At the first Hearing, the Court found that reasonable financial provision had not been made for Mrs Ilott, and awarded her £50,000 from the Estate. Appeals were made by both Mrs Ilott and the charities. It was only the appeal relating to quantum that really gathered momentum.
The Court of Appeal upwardly adjusted the award, awarding Mrs Ilott £143,000, which was essentially to buy the property within which she lived, together with an option to receive a further £20,000 more in further instalments. As Mrs Ilott was in receipt of benefits, the award was set in the manner that it was to avoid affecting Mrs Ilott’s benefits entitlement.
The Final Judgement
Jak Ward continued: “The Supreme Court heard the final appeal shortly before Christmas and on 15th March 2017, the Supreme Court handed down Judgment, which was on the charities’ appeal against the quantum award of £143,000. The Supreme Court confirmed the decision at first instance had been correct, and re-awarded Mrs Ilott £50,000.”
“The Court took the opportunity to remind claimants and practitioners that the factors taken into account are listed in Section 3 of the 1975 Act. Where the applicant is not a husband/wife or partner of the deceased, reasonable financial provision is limited to what would be reasonable for the person to receive for maintenance only.
“Maintenance cannot extend to anything and everything, but is not limited to means that are only strictly necessary. The level of maintenance is therefore very flexible, and the courts have an unfettered discretion in making awards.”
“Each case can turn on its own facts, and a different judge may come to a different conclusion on a different day having heard the same case. With this the first time that such a case has reached the highest court in our system, I think that everyone was hoping that a maintenance test would be set down by the Court. The Court however refused to fix a standard of reasonable provision. All of the factors in Section 3 must be considered, and their weight applied according to the case as the court sees it.”

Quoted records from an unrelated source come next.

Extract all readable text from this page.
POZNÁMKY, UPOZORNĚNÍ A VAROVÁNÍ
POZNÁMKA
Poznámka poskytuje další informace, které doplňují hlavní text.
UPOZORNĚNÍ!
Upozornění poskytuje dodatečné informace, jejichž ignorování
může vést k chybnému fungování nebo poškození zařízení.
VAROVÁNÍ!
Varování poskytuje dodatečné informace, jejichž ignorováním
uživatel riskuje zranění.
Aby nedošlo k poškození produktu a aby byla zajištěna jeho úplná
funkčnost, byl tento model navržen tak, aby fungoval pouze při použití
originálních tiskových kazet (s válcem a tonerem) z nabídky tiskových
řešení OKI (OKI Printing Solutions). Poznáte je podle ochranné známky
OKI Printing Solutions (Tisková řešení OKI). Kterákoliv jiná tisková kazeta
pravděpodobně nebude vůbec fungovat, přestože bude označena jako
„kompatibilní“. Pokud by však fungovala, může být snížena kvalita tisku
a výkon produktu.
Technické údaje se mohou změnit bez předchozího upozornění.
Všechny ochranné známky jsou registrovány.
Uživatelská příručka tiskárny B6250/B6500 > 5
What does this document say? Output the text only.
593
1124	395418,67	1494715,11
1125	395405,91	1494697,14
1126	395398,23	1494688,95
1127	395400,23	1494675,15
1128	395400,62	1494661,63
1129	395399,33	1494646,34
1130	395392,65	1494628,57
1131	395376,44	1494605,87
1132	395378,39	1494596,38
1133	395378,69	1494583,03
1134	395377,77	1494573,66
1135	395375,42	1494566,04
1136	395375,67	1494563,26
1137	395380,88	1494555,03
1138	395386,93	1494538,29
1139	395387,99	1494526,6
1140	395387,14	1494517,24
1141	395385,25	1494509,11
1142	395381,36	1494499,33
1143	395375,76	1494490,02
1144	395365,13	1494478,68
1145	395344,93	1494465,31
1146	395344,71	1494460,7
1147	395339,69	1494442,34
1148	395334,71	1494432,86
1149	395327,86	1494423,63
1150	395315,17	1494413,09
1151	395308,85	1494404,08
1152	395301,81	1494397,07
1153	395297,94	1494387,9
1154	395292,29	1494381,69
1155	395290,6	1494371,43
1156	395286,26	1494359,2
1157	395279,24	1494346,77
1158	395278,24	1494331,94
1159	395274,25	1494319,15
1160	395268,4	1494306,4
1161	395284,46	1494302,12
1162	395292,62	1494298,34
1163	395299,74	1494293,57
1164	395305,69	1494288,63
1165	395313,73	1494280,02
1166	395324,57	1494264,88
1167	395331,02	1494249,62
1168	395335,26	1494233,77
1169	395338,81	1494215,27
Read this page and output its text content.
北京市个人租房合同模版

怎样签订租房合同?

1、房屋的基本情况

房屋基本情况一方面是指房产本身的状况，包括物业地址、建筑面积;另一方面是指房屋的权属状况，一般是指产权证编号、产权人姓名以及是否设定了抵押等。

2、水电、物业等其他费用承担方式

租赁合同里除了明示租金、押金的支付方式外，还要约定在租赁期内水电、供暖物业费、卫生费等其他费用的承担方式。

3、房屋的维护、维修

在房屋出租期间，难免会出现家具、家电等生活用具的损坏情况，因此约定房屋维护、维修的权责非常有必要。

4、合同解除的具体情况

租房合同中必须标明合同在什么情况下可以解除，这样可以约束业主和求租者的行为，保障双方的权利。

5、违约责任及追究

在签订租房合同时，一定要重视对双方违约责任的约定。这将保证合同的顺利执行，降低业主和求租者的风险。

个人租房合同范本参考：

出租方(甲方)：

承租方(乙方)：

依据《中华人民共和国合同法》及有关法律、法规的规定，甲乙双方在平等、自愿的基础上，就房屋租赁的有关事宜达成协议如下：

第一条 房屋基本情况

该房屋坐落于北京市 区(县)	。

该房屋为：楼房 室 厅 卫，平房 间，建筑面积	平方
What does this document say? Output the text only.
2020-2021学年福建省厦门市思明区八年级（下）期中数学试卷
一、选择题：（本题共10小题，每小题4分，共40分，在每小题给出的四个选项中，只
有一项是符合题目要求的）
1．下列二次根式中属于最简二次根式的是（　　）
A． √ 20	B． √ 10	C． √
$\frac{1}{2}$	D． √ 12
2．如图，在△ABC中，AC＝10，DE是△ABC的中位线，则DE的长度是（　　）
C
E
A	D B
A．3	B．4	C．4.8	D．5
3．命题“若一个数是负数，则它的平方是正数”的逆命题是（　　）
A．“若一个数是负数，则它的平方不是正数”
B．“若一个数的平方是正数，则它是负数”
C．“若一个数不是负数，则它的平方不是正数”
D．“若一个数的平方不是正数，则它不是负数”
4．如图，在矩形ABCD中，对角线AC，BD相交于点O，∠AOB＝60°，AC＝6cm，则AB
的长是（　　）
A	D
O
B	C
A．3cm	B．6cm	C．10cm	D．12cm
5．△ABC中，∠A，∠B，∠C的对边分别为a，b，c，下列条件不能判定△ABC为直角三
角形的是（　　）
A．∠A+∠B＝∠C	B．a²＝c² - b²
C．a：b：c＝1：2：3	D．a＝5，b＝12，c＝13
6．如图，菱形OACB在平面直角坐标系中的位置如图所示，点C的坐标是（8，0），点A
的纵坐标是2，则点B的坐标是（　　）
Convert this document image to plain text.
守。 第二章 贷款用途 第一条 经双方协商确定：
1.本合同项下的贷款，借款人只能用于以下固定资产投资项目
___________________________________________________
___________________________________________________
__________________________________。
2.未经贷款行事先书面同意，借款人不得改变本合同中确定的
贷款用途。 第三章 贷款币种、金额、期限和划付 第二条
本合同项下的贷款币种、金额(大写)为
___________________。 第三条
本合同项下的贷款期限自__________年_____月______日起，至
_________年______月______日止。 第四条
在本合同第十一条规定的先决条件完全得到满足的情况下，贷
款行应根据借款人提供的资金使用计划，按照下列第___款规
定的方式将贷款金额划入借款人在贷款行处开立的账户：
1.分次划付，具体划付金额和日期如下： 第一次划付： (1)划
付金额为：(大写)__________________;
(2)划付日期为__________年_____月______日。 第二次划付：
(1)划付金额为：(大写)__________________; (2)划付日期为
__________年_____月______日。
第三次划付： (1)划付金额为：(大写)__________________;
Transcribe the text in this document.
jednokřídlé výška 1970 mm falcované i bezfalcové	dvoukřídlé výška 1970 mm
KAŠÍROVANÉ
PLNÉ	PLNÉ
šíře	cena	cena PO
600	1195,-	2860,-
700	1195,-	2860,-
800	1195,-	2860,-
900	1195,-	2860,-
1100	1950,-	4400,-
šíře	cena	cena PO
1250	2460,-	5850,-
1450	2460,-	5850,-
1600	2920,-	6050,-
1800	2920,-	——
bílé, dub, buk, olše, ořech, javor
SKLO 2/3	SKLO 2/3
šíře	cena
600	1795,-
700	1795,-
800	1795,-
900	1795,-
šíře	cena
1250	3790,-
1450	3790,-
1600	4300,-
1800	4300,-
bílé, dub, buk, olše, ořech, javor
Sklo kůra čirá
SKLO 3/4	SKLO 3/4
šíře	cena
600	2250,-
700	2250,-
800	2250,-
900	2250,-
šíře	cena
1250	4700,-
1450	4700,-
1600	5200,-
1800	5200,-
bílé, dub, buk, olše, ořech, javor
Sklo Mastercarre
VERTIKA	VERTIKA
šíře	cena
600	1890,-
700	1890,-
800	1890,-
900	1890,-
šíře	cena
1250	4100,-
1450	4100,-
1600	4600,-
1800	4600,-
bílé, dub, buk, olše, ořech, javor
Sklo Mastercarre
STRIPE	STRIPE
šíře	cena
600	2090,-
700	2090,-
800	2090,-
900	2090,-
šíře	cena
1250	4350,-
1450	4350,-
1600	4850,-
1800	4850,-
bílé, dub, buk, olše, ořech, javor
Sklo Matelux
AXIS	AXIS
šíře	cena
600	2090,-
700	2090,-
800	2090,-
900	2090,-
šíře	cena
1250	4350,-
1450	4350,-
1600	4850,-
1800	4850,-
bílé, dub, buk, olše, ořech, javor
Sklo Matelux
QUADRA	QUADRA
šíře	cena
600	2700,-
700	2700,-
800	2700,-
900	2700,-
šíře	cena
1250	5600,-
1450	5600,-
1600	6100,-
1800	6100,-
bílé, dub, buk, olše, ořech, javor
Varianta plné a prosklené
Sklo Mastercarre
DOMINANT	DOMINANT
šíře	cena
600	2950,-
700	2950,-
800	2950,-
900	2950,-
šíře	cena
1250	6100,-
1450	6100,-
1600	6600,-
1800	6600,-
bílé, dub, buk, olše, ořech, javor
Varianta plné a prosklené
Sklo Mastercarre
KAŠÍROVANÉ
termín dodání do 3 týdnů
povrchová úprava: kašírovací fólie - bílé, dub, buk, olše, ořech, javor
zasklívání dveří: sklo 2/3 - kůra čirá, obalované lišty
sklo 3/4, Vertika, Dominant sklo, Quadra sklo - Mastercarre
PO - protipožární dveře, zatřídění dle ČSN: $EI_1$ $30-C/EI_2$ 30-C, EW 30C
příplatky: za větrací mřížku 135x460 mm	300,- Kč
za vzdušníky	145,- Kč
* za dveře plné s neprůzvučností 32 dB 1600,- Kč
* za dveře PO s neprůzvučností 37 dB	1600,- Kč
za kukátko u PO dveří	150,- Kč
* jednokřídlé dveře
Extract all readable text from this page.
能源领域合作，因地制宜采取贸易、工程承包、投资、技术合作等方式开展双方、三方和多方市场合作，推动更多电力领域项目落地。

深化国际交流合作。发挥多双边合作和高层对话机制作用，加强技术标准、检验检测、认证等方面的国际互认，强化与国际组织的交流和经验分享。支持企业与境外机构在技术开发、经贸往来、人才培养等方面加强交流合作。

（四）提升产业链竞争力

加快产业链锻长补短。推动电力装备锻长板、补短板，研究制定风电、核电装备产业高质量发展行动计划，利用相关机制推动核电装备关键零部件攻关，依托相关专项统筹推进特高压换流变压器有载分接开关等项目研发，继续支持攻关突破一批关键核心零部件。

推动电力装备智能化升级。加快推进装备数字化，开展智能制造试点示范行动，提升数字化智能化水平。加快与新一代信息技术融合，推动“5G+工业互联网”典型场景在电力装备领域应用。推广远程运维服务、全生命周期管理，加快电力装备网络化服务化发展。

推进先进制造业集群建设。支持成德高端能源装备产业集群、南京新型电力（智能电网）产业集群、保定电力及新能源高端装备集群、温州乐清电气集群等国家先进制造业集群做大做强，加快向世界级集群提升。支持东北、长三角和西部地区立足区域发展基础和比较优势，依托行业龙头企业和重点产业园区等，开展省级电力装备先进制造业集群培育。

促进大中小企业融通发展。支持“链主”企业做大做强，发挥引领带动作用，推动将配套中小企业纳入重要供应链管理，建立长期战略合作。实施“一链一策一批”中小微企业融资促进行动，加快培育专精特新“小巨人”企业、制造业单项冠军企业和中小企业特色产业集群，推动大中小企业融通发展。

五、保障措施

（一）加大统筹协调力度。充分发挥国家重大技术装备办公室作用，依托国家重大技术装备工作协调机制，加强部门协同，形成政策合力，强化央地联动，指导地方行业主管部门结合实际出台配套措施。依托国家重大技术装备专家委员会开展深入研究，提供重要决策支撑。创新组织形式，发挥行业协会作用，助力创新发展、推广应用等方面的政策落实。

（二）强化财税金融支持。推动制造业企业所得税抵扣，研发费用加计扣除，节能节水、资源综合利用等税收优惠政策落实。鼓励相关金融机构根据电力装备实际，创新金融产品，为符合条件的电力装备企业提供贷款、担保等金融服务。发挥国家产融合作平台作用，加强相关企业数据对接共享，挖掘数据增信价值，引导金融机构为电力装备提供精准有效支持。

Jak Ward concluded: “Even though this case reduced the amount Heather Ilott received, it should not deter adult children making a claim. If the Section 3 criteria fits, and their maintenance needs have not been provided for, then they have every right to pursue a claim. Whilst Mrs Ilott may be disappointed with the outcome, it must not be forgotten that she was awarded £50,000 at first instance. If she had have accepted that victory at the outset, the heartache of the legal battle that ensued would have been avoided.”